Profiling a rig - separating amp and cabinet

  • Hi guys,


    As I explained in the introduction thread, I am doing a review of the KPA for a local retailer here in New Zealand.


    I've been reading through the documentation, and it tells me that once you have profiled your rig (a complete set of amp + cabinet), you are then free to mix and match the amp and cabinet with other stacks. How is that possible? I would have thought that once you profile a complete rig, you can't separate it, because all the KPA senses is whatever you input at the microphone, which is already amp + speaker combined.


    Can someone help explain this to me? Sorry if it's a really basic thing which I have missed!


    Cheers :)

  • If I understand the feature correctly - the Kemper does not know what part of the sound comes from the cab, and whats colored by the amp. It can guess though, how the amp would sound without the cabinet, and how the cabinet colors the sound, and separate the two..

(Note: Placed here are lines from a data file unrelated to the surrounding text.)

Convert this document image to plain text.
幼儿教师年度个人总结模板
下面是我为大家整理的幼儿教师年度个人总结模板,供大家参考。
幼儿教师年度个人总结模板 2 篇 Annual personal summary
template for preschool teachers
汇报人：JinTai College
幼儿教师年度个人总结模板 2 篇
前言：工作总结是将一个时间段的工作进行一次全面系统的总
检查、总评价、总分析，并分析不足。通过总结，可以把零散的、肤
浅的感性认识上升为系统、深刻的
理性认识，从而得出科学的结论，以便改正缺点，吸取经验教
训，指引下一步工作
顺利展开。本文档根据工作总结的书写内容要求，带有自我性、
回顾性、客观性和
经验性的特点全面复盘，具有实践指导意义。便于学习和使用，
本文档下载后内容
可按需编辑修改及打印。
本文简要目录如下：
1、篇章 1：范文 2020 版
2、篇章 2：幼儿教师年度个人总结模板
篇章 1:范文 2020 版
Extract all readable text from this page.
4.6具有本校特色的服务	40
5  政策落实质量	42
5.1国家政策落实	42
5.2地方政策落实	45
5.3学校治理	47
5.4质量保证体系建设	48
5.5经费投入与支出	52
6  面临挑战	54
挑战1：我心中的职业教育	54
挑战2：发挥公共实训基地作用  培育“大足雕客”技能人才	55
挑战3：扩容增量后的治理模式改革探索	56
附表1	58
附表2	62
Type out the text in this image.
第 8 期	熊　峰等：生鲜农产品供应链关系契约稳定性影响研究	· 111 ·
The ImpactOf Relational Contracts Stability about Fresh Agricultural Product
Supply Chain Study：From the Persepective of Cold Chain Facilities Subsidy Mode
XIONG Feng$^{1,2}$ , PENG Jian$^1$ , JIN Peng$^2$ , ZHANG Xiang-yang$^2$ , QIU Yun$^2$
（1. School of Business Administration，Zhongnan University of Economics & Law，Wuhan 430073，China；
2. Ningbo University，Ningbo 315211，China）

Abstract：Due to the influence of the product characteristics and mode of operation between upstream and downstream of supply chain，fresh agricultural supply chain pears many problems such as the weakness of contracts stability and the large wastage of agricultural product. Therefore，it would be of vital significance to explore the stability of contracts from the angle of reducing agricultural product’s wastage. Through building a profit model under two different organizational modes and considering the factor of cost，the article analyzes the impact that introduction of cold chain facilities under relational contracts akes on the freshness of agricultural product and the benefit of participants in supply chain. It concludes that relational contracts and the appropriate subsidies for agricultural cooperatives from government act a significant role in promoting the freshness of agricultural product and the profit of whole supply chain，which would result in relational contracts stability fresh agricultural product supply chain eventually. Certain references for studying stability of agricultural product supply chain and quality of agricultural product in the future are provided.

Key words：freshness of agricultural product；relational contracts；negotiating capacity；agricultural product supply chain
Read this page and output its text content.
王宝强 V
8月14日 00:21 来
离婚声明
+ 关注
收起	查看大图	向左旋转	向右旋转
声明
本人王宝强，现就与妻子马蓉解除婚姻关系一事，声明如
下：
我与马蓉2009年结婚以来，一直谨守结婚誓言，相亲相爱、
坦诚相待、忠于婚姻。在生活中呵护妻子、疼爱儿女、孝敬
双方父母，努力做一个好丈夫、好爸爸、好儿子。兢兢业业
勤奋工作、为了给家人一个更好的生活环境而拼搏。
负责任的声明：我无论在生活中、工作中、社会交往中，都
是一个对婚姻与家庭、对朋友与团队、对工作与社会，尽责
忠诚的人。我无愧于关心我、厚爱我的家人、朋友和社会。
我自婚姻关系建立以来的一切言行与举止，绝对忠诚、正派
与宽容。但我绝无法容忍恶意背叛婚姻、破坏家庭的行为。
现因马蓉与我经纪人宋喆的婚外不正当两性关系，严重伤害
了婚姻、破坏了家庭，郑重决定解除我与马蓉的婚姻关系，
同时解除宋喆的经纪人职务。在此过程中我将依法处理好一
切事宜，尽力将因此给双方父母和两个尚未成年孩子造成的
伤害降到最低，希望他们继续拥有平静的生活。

    Someone once wrote on this forum, that he found all the clean amps sound the same, if you disable other features from the different rigs, and that he found this very disturbing. The response was, that as the Kemper has to guess every time you split a profiled rig, the further you edit a profile the more "incorrect" the sound will be - according to the reference setup..

    Kemper made me proud to go digital.


  • I've been reading through the documentation, and it tells me that once you have profiled your rig (a complete set of amp + cabinet), you are then free to mix and match the amp and cabinet with other stacks. How is that possible?

    How is it possible the Kemper sounds/feels/responds like a tube amp if it doesn't have tubes in it...we don't know that either, all we know is it does.


    Mixing and matching cabs/mics works, why it works or how it works is for DSP scientists to figure out and guitarists to enjoy.
    The cab/mics part of the KPA equation is the best part of the CK technology & way more advanced than the regular "IRs" being used by other digital modellers.


    In short...if you're doing a review for a Science magazine then that's one thing, but if it's a guitarist magazine then you can't explain how CK did it, you can just conclude, or not, that he succeeded, or didn't. :)


    Make a profile.
    Then press/hold the cab button, save the cab.
    Now mix and match...try a "Tills" cab with another profile and you'll hear, it works, and it works extremely well.


    IMHO


  • Someone once wrote on this forum, that he found all the clean amps sound the same,

    Try a bunch of different clean tube amps in a music store through the same cabinet, they'll sound very similar.
    We've tested various clean amps through the same cab, it's interesting how a DrZ sounds pretty similar to a Fender Deluxe Reverb when played through the same cab..
    The reason is, about 70% of the tone comes from the cab....CK and Cliff from Fractal say the same thing.

  • Don't just try Tills cabs. There are some great 1x12 cabs out there. Try Heater's 65 Deluxe or AND44's Fender cab. I got a great sound mixing AND44's Fender Twin with the Heater cab.

    Vintage amp obsessive

  • Haha, you're quite entitled to your opinion, but personally I'm not one for the magic "black box" explanation. I'm an engineer by trade and so I wanna know how stuff works!!

  • Don't just try Tills cabs.


    I like the Tills cabs too, but all your rigs will start to sound alike if that's all you use. If you're looking for the tone of a particular amp then I think you're best to stick with the original as profiled in most cases. YMMV.

    Go for it now. The future is promised to no one. - Wayne Dyer

  • Don't just try Tills cabs. There are some great 1x12 cabs out there. Try Heater's 65 Deluxe or AND44's Fender cab. I got a great sound mixing AND44's Fender Twin with the Heater cab.

    I don't know what the "Heater" cab is, how could I?
    I've started two threads about sharing cabs...didn't get a response.
    We all have different cabs under different names, except for the AND44 and Tills cabs.


    Share your cabs with me so I can load them.


    Tills cabs are just an example I used to explain to the OP that mixing and matching cabs/mics.